Enva closed her eyes when she felt the sunlight warm her hair. Reflexively, she reached for the iron key she wore about her neck.

Iris had surrendered it, leaving it hidden on the altar of Enva’s cathedral.

And if she wanted, Enva could open thresholds and reawaken the under realm. It slept again, dwindling down to embers with Dacre’s death. But as long as there was a divine breathing, it wouldn’t collapse. Once, it had been home to her, even if she hadn’t been able to root her windblown heart to the rocks.

The blue-eyed waiter approached her table, a round tray tucked beneath his arm.

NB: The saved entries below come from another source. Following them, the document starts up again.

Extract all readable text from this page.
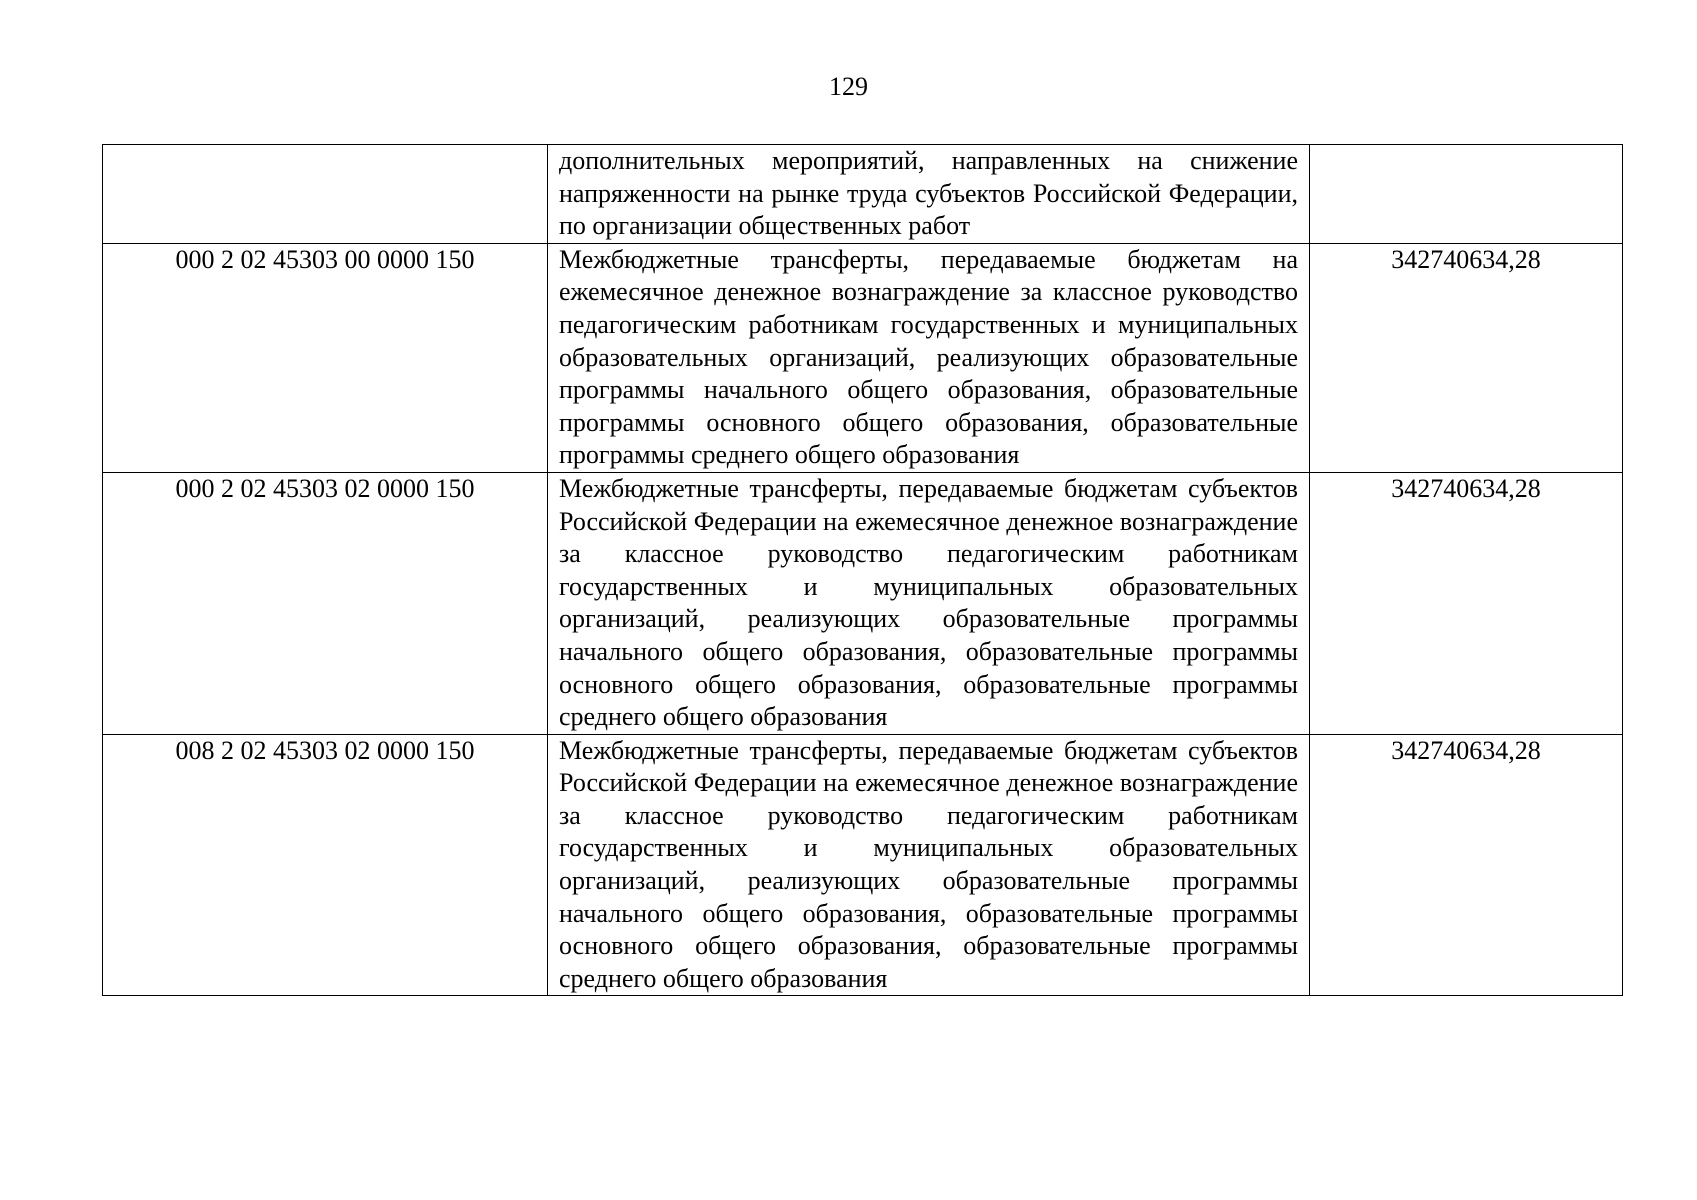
129
	дополнительных мероприятий, направленных на снижение напряженности на рынке труда субъектов Российской Федерации, по организации общественных работ	
000 2 02 45303 00 0000 150	Межбюджетные трансферты, передаваемые бюджетам на ежемесячное денежное вознаграждение за классное руководство педагогическим работникам государственных и муниципальных образовательных организаций, реализующих образовательные программы начального общего образования, образовательные программы основного общего образования, образовательные программы среднего общего образования	342740634,28
000 2 02 45303 02 0000 150	Межбюджетные трансферты, передаваемые бюджетам субъектов Российской Федерации на ежемесячное денежное вознаграждение за классное руководство педагогическим работникам государственных и муниципальных образовательных организаций, реализующих образовательные программы начального общего образования, образовательные программы основного общего образования, образовательные программы среднего общего образования	342740634,28
008 2 02 45303 02 0000 150	Межбюджетные трансферты, передаваемые бюджетам субъектов Российской Федерации на ежемесячное денежное вознаграждение за классное руководство педагогическим работникам государственных и муниципальных образовательных организаций, реализующих образовательные программы начального общего образования, образовательные программы основного общего образования, образовательные программы среднего общего образования	342740634,28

“Another pot of tea, madam?” he asked.

Enva knew he must have noticed how long she was lingering that day. A break in her usual pattern. She smiled and said, “No. I’ll take the check.”

He set it beside her teacup with a bow of his head before hurrying to tend to another table. Enva overpaid, as was the norm for her, before rising and studying the tall buildings on the other side of the street. Oath had been rebuilding over the years, but there were still scars from the war, if one knew where to look.

Rather than continue on her typical route to watch the opera rehearsal, Enva stepped inside Gould’s. She stood for a moment, soaking in the fluster of movement and the tart air of freshly baked scones. Slowly, she began to weave through the café. She passed by the table she had sat at during the bombing, a blue shawl around her shoulders and a poetry volume in hand. Iris and Attie hadn’t realized it had been her, but Enva had watched as the girls descended below.